Por exemplo, muitos denunciaram a formação híbrida desta palavra como uma monstruosidade.  Os puristas, e com eles os pedantes, condenam de facto esta conjunção, descrita neste caso como anti-natural, de uma raiz grega (homo) com uma raiz latina (sexualis).  O debate sobre a formação de neologismos híbridos é antigo: remonta a uma época em que a elite que conhecia tanto o grego como o latim era muito mais numerosa do que hoje.  No nosso tempo, são cada vez menos os autores que condenam este tipo de formação neológica, a que recorrem amplamente diversas disciplinas científicas. Apendicectomia, tuberculose, hipertensão e hemoglobina são apenas alguns exemplos, retirados do campo médico, de uniões greco-latinas aceites por todos: acima de tudo, deve-se ter em conta a inteligibilidade do neologismo, a sua utilidade e a sua eufonia.  Deveríamos realmente dar muita importância a um erro de construção que só é percebido após uma análise etimológica, que na maioria das vezes requer o auxílio de um dicionário? Quem, hoje, espontaneamente e sem pesquisa detecta a composição híbrida das palavras bicicleta ou automóvel?

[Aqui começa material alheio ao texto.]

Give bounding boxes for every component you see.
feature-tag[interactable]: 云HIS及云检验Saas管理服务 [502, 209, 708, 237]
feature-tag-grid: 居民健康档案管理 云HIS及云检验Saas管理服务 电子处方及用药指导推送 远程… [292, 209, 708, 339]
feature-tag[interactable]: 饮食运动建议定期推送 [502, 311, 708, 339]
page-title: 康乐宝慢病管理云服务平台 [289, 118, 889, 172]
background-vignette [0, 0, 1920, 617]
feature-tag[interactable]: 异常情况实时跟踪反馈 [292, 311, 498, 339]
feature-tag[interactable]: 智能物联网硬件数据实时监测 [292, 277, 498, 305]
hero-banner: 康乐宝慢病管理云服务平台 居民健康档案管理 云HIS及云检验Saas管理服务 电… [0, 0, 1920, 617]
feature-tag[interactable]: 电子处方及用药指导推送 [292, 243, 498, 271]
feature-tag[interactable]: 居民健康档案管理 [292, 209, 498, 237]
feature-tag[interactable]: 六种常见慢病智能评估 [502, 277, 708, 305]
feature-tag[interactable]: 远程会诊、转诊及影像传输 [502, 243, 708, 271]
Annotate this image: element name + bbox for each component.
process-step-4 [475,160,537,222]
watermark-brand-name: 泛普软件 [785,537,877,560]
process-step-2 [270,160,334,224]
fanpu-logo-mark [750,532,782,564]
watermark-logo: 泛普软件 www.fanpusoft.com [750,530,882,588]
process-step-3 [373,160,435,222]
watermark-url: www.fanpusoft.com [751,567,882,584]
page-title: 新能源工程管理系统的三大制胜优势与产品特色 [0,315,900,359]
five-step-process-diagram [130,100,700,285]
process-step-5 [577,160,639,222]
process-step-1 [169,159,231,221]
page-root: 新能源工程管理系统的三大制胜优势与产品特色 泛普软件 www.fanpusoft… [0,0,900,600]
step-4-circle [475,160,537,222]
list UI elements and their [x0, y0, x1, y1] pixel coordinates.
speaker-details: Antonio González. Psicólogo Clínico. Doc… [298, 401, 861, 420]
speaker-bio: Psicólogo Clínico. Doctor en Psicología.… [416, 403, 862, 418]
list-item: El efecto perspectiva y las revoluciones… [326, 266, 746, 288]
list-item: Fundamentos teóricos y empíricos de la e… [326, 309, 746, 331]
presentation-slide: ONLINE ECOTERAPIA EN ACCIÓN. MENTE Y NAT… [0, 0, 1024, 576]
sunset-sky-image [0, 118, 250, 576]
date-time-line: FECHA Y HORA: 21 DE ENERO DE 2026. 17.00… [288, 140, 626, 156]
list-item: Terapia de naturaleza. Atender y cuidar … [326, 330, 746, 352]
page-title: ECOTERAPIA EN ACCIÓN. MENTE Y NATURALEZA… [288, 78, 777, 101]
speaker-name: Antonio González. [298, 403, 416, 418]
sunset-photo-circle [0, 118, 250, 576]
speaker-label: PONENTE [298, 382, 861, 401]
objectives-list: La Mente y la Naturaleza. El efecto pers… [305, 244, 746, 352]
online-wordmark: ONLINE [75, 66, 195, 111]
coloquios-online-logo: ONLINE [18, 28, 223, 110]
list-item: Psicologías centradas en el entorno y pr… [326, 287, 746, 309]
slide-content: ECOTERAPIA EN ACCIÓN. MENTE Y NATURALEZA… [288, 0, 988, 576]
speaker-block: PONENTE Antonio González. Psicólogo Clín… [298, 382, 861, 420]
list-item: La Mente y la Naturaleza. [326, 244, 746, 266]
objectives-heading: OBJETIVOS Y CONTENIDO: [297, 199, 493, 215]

Em qualquer caso, as exigências de harmonia e coerência que muitos autores tinham no início deste século em questões de neologia motivaram a criação de alguns termos de substituição que tiveram sucesso variável. A parissexualidade (58), por exemplo, apesar de suas duas raízes de origem latina par e sexualis, não teve sucesso.

Embora levado ao conhecimento de um público mais amplo, o amor homogêneo, proposto em inglês (homogenic love) por Edward Carpenter, não foi mais feliz e rapidamente caiu no esquecimento.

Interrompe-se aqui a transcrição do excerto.